In der Nacht nach der Landtagswahl in Nordrhein-Westfalen geschah das noch nie Dagewesene: Der Euro stürzte ab, Portugal, Spanien und sogar Italien waren plötzlich von der Insolvenz bedroht. Selbst Frankreich konnte sich nach Presseberichten nicht mehr am Kapitalmarkt finanzieren. Die Zukunft des Euros, ja nicht weniger als die Existenz der ganzen EU stand nach den Worten von Bundeskanzlerin Merkel auf dem Spiel. In beispielloser Geschwindigkeit verständigten sich die 27 Mitgliedstaaten der EU noch in derselben Nacht auf ein Rettungspaket im gewaltigen Umfang von 750 Mrd. Euro (zum Vergleich: Der gesamte Bundeshalt beläuft sich auf rund 300 Mrd. Euro). Teil dieses Pakets war, dass die EU Kommission befugt wurde, Gewährleistungen von bis zu 60 Mrd. Euro auszusprechen und über diesen Betrag Kreditmöglichkeiten einzurichten.

Gegen die Zustimmung durch die Bundesregierung zu diesem Beschluss hat nun die Initiative "aktion-bürgerrechte" (www.aktion-bürgerrechte.de) Klage beim Verfassungsgericht in Karlsruhe eingereicht. Die Kläger stellen fest, dass zwischen dem Bekanntwerden der Finanzprobleme und dem Regierungsbeschluss ein Zeitraum von weniger als zwei Tagen lag. Sie stellen weiter fest, dass durch den Beschluss die Europäische Union die Möglichkeit bekommt, selbst am Kapitalmarkt als Kreditnehmer aufzutreten. Dies war ihr bisher mit gutem Grund untersagt, da die EU sich praktisch ausschließlich über Zuwendungen der Mitgliedstaaten finanziert. Dies wiederum bedeutet, dass in letzter Instanz die Mitgliedstaaten - und allen voran Deutschland - für die Schulden der EU haften. Der Charakter der EU verändert sich damit wesentlich: Sie kann jetzt aus eigener Entscheidung heraus Schulden aufnehmen, für die letztlich die Nationalstaaten und insbesondere Deutschland haften.
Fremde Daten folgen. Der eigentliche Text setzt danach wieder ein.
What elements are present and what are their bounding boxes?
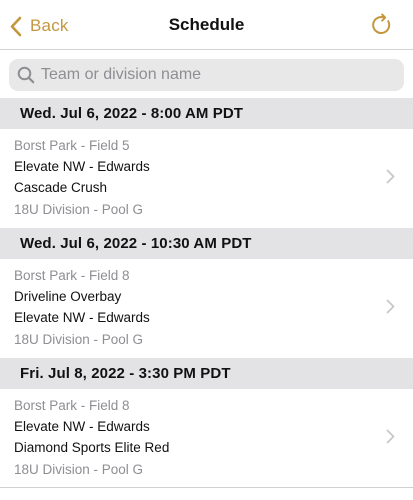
game-venue: Borst Park - Field 5: [14, 138, 130, 153]
game-venue: Borst Park - Field 8: [14, 268, 130, 283]
section-header: Fri. Jul 8, 2022 - 3:30 PM PDT: [0, 358, 413, 389]
refresh-icon: [369, 13, 393, 41]
game-team-1: Elevate NW - Edwards: [14, 419, 150, 434]
section-header: Wed. Jul 6, 2022 - 10:30 AM PDT: [0, 228, 413, 259]
game-row[interactable]: Borst Park - Field 8 Driveline Overbay E…: [0, 259, 413, 356]
game-team-1: Elevate NW - Edwards: [14, 159, 150, 174]
game-team-2: Elevate NW - Edwards: [14, 310, 150, 325]
search-input[interactable]: [41, 66, 391, 84]
page-title: Schedule: [168, 15, 245, 34]
search-bar-container: [0, 50, 413, 98]
search-bar[interactable]: [9, 59, 404, 91]
game-row[interactable]: Borst Park - Field 5 Elevate NW - Edward…: [0, 129, 413, 226]
game-team-2: Diamond Sports Elite Red: [14, 440, 170, 455]
game-division: 18U Division - Pool G: [14, 462, 144, 477]
refresh-button[interactable]: [369, 13, 393, 37]
game-row[interactable]: Borst Park - Field 8 Elevate NW - Edward…: [0, 389, 413, 486]
game-division: 18U Division - Pool G: [14, 332, 144, 347]
game-venue: Borst Park - Field 8: [14, 398, 130, 413]
search-icon: [17, 66, 35, 84]
game-division: 18U Division - Pool G: [14, 202, 144, 217]
game-team-1: Driveline Overbay: [14, 289, 122, 304]
navigation-bar: Back Schedule: [0, 0, 413, 50]
divider: [0, 487, 413, 488]
game-team-2: Cascade Crush: [14, 180, 108, 195]
section-header: Wed. Jul 6, 2022 - 8:00 AM PDT: [0, 98, 413, 129]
Die Kläger bemängeln, dass eine Entscheidung von solcher Tragweite niemals in solcher Eile, unter Ausschluss der Öffentlichkeit und ohne Beteiligung des Deutschen Bundestages hätte getroffen werden dürfen. Die zeitliche Gestaltung führte laut den Klägern effektiv dazu, dass die Bürger ihr grundgesetzliches Recht auf Meinungs- und Versammlungsfreiheit nicht wahrnehmen konnten. Die wünschenswerte, bereits durch die Griechenland-Hilfen heraufziehende öffentliche Debatte über den Sinn oder Unsinn der Hilfen wurde damit im Keim erstickt, die Bürger ihrer Rechte auf politische Teilhabe beraubt.

Weiterhin verstößt das Vorgehen der Bundesregierung nach Auffassung der Kläger gegen die Vorgaben des Verfassungsgerichts aus dem Urteil zum Lissabon-Vertrag. Nach diesem Urteil durfte die Europäische Integration nur unter Beteiligung der Parlamente weiter intensiviert werden. Zitat aus der Klage: "Dass die Regeln für Entscheidungsprozesse der Europäischen Union eine so schwerwiegende Verletzung der Grundrechte überhaupt ermöglichen, belegt, dass die Europäische Union durch Ausschluss der Öffentlichkeit, überfallartige Gesetzgebung und Aufhebung der Trennung von Exekutive und Legislative den Weg hin zu einer selbstbezogenen Verwaltungsdiktatur nicht nur eingeschlagen, sondern bereits ein gutes Stück weit hinter sich gelegt hat."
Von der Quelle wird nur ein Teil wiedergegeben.